Beyond her covetable designs and personal aesthetic, Philo represented a new era of the female designer- a woman designing for women, and placing her role as mother as highly as that of creative director. Her contract at Celine was negotiated to allow her to spend time with her children and the Autumn 2012 show was cancelled to relieve pressure when she was expecting her third child. 

“Working with Céline has been an exceptional experience for me these last 10 years," Philo said in a statement seen by WWD.  "I am grateful to have worked with an incredibly talented and committed team and I would like to thank everyone along the way who has been part of the collaborations and conversations… it’s been amazing.” She will show her last collection at Paris fashion week in March.

A look from Celine's SS18 showCredit:AFP

The fashion industry rumour mill has pointed to 44-year-old Philo as a likely successor to Christopher Bailey at Burberry but, according to WWD, she 'will not work for another label in the near future'. That may not rule her out at Burberry though, as Bailey is set to continue working with the company in some capacity until the end of 2018. 

When Philo, whose star had risen during her five-years creative director at Chloe between 2001 and 2006, was appointed to revive Celine in 2008, the house had barely been a presence on the fashion scene since Michael Kors' tenure in the Nineties.

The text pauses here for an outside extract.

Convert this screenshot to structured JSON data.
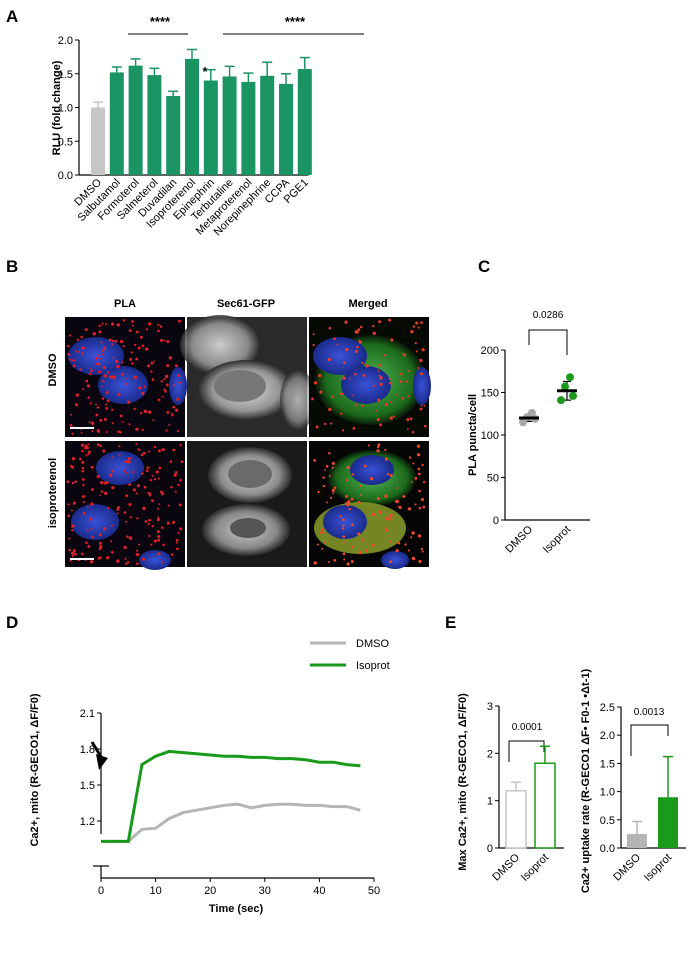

LVMH, the conglomerate which owns the house, transformed working practices and moved the atelier to from Paris to London to accommodate Philo's desire to be based with her family. 

Although financial results for Celine alone are not available, Philo is thought to have helped fuel a rise in sales from €200 million to more than €700 million. According to insiders, Philo has been less present at Celine's headquarters over the past year, allowing her design team to take a more prominent role. Whether they will continue to design in her spirit or be led by a new tastemaking personality remains to be seen. But Philo will be hard to beat.